# Advanced Machine Learning & Signal Processing

#### Linear Algebra Terminology Review

* Scalar: numerical values ex: 1, 5, 42, pi
* Vector: a one-dimensional array (m rows x 1 col)
* Matrix: a two-dimensional array (m rows x n cols)
* Tensor: any multi-dimensional array of numbers, for example: rank 0 (scalar), rank 1 (vector), rank 2 (matrix), rank 3 (3D matrix)

#### Tensors

More broadly, tensors are a collection of vectors and covectors that are combined using the tensor product. Tensors feature heavily in the field of quantum computing.
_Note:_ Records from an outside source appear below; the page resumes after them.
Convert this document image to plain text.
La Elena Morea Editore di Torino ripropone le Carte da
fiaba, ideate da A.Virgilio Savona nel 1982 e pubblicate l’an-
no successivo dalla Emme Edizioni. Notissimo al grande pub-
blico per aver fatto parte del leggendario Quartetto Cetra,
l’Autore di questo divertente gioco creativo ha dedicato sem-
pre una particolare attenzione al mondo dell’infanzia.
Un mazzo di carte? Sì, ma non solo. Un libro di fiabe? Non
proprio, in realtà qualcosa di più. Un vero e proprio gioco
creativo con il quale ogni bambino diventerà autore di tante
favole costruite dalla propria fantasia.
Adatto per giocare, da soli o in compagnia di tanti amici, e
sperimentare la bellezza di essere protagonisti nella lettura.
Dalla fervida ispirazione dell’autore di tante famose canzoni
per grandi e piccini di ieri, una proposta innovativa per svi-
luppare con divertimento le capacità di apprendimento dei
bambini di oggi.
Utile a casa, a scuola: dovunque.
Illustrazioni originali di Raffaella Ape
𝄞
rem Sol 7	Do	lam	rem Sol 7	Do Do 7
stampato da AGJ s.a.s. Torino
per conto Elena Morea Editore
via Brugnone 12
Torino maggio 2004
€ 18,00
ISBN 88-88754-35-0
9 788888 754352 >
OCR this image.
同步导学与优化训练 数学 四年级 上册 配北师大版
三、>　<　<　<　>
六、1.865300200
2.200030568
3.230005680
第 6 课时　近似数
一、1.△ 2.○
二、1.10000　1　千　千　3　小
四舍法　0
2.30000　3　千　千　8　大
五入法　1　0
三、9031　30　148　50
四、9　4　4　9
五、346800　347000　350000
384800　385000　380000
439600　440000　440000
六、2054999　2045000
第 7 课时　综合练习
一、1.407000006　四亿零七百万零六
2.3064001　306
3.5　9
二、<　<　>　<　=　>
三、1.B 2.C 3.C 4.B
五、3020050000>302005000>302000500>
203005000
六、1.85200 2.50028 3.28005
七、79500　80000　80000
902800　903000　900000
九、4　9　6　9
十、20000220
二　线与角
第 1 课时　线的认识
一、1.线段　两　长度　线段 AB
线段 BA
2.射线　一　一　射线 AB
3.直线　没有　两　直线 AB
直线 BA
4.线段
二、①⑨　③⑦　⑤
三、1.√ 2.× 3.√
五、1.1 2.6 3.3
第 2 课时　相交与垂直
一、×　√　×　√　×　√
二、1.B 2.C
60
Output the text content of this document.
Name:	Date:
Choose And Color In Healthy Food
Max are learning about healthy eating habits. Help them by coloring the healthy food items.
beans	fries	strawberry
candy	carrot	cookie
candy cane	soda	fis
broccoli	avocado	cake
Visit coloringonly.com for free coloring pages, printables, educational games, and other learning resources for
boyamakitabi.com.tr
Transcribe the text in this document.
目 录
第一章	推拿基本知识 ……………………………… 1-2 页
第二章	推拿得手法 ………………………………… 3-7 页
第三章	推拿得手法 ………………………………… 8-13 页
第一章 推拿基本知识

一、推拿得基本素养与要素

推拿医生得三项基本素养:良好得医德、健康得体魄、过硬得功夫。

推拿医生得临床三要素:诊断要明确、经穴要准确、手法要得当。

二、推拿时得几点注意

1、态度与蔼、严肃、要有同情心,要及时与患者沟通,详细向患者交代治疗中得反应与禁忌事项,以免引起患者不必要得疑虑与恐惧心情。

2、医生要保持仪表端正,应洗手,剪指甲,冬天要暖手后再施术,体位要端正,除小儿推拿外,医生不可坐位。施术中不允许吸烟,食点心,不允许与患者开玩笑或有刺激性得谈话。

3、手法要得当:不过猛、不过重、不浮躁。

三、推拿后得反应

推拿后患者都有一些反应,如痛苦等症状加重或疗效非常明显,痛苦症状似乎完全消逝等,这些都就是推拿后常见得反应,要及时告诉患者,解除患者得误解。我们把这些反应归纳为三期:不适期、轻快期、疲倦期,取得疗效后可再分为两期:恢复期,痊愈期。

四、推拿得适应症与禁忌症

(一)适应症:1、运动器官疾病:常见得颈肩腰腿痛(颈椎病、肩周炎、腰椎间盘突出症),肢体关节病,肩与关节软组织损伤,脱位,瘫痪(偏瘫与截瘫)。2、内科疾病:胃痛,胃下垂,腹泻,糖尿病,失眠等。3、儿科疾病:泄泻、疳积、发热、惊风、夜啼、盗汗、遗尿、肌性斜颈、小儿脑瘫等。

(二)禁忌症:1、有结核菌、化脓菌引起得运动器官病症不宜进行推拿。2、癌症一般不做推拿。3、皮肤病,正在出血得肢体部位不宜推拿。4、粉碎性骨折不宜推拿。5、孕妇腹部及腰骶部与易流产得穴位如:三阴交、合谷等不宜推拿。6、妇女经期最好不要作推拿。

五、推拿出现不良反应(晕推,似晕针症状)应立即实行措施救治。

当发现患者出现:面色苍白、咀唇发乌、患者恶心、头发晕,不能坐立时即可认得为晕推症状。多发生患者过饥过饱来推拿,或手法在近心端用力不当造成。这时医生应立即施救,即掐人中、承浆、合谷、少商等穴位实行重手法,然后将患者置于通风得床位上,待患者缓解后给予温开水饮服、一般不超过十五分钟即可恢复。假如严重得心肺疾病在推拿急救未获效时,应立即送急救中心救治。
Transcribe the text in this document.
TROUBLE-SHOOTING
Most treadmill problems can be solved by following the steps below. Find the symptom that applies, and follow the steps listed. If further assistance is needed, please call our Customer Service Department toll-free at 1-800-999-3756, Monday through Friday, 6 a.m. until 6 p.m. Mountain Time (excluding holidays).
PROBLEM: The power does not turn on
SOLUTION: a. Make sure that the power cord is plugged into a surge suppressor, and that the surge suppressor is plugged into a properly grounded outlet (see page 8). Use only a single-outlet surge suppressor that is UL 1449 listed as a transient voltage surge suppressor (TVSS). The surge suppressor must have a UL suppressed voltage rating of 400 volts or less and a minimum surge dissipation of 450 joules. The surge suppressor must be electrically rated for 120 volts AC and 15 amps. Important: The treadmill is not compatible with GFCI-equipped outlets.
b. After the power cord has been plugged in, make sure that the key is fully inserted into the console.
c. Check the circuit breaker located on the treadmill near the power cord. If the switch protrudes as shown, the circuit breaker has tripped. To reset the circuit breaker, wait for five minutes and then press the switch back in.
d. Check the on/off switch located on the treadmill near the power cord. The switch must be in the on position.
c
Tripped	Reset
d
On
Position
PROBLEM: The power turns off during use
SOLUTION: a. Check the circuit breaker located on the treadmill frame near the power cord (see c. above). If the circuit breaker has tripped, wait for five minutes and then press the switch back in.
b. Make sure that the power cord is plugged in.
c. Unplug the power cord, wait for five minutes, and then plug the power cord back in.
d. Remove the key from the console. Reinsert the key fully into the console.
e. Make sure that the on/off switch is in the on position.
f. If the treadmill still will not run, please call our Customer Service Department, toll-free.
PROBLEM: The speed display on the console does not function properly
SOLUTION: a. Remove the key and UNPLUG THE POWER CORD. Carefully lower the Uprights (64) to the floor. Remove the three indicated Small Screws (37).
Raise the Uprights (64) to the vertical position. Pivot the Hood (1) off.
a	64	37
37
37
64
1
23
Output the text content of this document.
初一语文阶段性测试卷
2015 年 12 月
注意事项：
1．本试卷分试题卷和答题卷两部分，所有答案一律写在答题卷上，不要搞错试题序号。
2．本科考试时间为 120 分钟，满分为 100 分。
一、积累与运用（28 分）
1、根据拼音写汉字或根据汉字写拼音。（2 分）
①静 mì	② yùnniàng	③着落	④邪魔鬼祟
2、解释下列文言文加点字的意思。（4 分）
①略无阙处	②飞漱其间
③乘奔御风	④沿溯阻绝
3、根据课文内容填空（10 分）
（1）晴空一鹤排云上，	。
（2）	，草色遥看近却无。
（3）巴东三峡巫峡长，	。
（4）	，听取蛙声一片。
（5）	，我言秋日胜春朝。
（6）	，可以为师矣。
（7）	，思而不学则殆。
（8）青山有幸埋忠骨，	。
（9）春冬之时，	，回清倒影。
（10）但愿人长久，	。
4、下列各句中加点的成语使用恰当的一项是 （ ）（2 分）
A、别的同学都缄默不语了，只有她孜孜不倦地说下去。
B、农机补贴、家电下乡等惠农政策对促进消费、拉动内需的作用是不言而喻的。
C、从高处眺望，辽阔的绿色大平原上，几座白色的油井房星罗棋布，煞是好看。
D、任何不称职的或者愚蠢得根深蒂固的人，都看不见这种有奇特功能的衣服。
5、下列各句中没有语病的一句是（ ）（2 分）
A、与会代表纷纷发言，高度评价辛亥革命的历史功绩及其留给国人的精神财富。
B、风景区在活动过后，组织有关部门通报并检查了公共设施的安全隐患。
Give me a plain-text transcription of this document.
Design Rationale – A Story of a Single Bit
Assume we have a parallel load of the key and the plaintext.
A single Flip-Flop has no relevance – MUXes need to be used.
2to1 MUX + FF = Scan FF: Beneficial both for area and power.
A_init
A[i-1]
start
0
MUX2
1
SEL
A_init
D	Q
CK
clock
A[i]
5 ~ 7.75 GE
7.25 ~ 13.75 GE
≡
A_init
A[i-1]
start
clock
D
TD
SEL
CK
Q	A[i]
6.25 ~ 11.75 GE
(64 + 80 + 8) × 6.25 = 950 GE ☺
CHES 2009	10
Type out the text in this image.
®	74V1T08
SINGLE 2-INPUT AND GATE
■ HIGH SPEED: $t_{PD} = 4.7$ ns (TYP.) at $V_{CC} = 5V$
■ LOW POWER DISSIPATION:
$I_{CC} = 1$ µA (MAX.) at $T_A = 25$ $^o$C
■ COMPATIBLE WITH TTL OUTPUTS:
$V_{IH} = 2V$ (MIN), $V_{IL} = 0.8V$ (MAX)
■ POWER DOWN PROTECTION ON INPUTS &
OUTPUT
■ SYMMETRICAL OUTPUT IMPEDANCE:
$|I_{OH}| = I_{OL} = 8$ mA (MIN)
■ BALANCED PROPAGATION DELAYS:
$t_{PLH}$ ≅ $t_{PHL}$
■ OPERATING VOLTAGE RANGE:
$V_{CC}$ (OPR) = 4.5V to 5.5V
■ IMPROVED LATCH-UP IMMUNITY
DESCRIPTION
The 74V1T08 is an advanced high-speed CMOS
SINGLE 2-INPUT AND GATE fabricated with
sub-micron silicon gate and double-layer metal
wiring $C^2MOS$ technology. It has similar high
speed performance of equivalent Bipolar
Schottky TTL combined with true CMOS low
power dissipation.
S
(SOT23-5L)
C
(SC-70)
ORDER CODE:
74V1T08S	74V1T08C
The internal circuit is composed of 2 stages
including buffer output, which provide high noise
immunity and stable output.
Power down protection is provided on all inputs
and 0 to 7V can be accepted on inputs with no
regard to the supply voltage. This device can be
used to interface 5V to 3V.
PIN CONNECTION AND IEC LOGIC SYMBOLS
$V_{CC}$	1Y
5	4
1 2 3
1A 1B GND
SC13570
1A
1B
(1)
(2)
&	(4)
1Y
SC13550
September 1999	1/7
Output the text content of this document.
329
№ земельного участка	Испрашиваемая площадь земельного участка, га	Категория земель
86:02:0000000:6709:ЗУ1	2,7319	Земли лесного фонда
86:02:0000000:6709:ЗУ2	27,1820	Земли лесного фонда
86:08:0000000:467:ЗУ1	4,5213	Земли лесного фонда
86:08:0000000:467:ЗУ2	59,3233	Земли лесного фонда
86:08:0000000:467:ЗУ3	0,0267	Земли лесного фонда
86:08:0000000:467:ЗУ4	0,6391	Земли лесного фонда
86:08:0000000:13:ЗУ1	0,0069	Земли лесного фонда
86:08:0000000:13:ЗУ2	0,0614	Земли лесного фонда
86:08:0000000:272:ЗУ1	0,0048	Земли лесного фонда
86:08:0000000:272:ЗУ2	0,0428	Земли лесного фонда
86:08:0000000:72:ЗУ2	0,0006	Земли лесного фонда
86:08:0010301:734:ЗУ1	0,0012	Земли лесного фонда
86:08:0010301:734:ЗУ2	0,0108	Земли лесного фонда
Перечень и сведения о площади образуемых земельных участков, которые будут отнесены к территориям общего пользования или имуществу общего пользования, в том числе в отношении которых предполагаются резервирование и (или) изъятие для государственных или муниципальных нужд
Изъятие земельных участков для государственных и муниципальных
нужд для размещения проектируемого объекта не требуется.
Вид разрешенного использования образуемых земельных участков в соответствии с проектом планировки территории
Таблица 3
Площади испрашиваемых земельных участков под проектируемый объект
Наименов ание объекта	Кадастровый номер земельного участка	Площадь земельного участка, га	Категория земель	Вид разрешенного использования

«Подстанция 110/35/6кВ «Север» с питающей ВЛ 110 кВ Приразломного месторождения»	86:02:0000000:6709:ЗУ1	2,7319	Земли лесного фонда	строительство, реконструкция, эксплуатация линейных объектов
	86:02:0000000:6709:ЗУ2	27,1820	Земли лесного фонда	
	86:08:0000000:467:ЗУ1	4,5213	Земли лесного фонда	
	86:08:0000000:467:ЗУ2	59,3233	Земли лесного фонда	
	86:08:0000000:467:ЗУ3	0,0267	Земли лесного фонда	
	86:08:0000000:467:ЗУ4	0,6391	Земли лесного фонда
When two quantum systems are entangled together, their state vectors have been combined using the tensor product (circle with x). entanglement

#### Sparse Vectors

Sparse vectors contain predominantly zero values.

Ex: (12, [3], [1.0]) = 12 elements with a 1.0 in position 3

#### Spark ML

**StringIndexer** = a class that transforms a string class label into a numerical class index

**OneHotEncoder** = a class that transforms a column containing multiple values into a one-hot encoded vector with multiple binary elements, one for each original value

**VectorAssembler** = a class that transforms a set of columns into a single DenseVector representation.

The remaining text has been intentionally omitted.